Liquid Biopsy in Cancer
As new Immune Checkpoint Inhibitors (ICI) are being studied in the medical field and used as new therapies to approach and battle cancer, many questions are left about their use: How much is enough? How many ICI therapies will someone need? How do we know it’s doing something?
Liquid biopsies are emerging as a rapid and accurate approach to monitoring tumor burden dynamics during immunotherapy. Liquid biopsies track the circulating cell-free tumor DNA (ctDNA) that serves as a biomarker, helping us understand the molecular wiring of therapeutic responses. It has also been shown to serve as a predictive and prognosis value. For liquid biopsies to work, you give a blood sample, then the blood cells are separated from the plasma, and the new technologies can detect Circulating Tumor Cells (CTC) or ctDNA in the plasma.

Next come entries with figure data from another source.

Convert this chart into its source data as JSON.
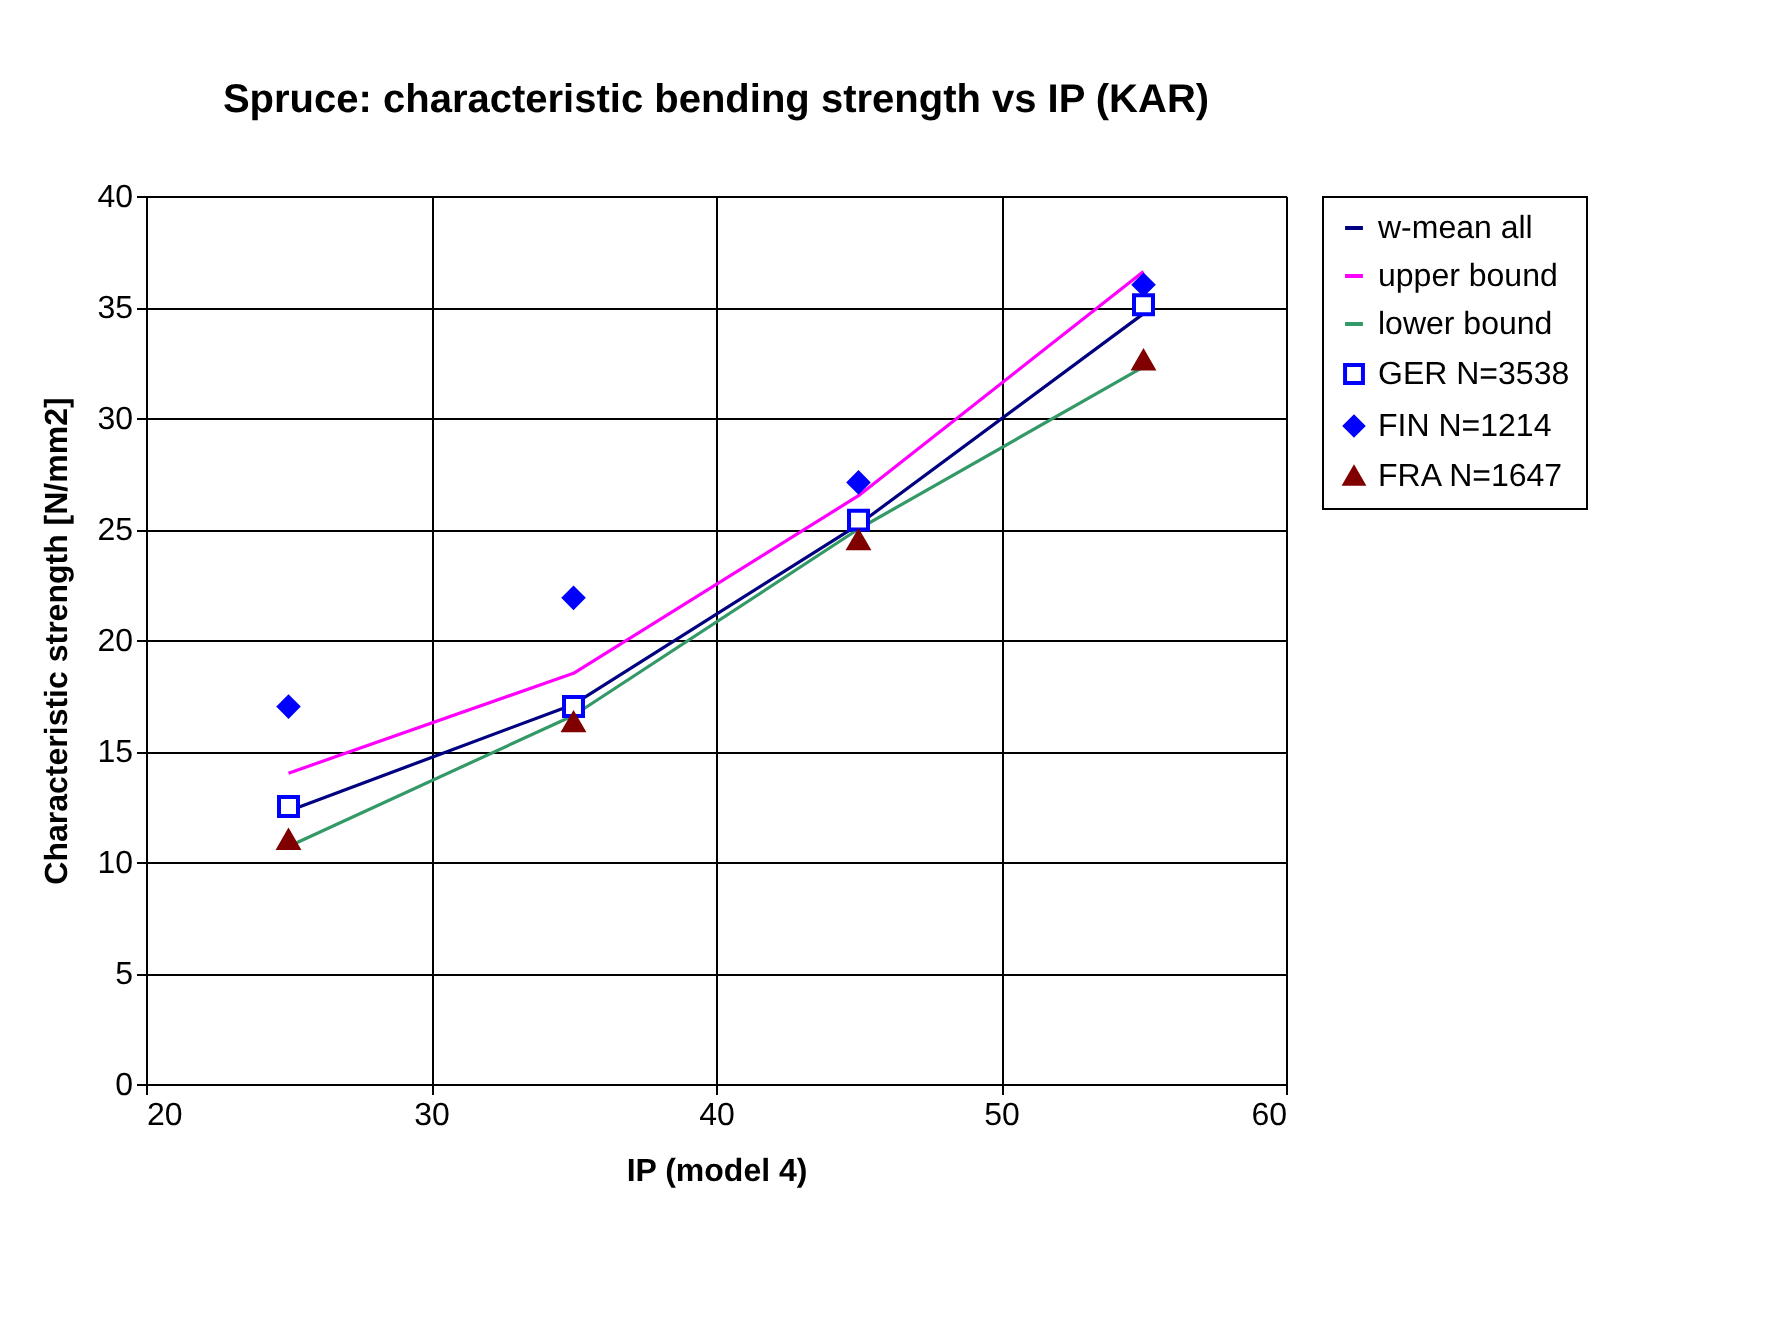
{
  "chart_data": {
    "type": "line",
    "title": "Spruce: characteristic bending strength vs IP (KAR)",
    "xlabel": "IP (model 4)",
    "ylabel": "Characteristic strength [N/mm2]",
    "x": [
      25,
      35,
      45,
      55
    ],
    "series": [
      {
        "name": "w-mean all",
        "color": "#000080",
        "marker": "none",
        "values": [
          12.3,
          17.1,
          25.2,
          34.7
        ]
      },
      {
        "name": "upper bound",
        "color": "#ff00ff",
        "marker": "none",
        "values": [
          14.0,
          18.5,
          26.5,
          36.6
        ]
      },
      {
        "name": "lower bound",
        "color": "#339966",
        "marker": "none",
        "values": [
          10.7,
          16.6,
          25.0,
          32.3
        ]
      },
      {
        "name": "GER N=3538",
        "type": "scatter",
        "color": "#0000ff",
        "marker": "square",
        "values": [
          12.5,
          17.0,
          25.4,
          35.1
        ]
      },
      {
        "name": "FIN N=1214",
        "type": "scatter",
        "color": "#0000ff",
        "marker": "diamond",
        "values": [
          17.0,
          21.9,
          27.1,
          36.0
        ]
      },
      {
        "name": "FRA N=1647",
        "type": "scatter",
        "color": "#800000",
        "marker": "triangle",
        "values": [
          11.0,
          16.3,
          24.5,
          32.6
        ]
      }
    ],
    "xlim": [
      20,
      60
    ],
    "xticks": [
      20,
      30,
      40,
      50,
      60
    ],
    "ylim": [
      0,
      40
    ],
    "yticks": [
      0,
      5,
      10,
      15,
      20,
      25,
      30,
      35,
      40
    ],
    "grid": true,
    "legend": "right",
    "line_style": "solid"
  }
}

Using ctDNA to detect Minimal Residue Disease associated with micrometastatic disease before the development of metastases may guide a way to take advantage of the efficacy of immunotherapy for patients with early-stage disease. It can also help evaluate new immunotherapies’ efficacy faster than conventional methods such as radiographic imaging.
There’s still a long way to improve liquid biopsies; it has some limitations as sensitivity and access to these technologies, which can vary depending on the type of tumor, ctDNA can be modified by the burden and distribution of the disease, and also the economic costs for this study.
So far, it appears to be a great approach to continue monitoring ICI immunotherapies (response and efficacy), and it’s also a novel tool for testing new immunotherapies drug results.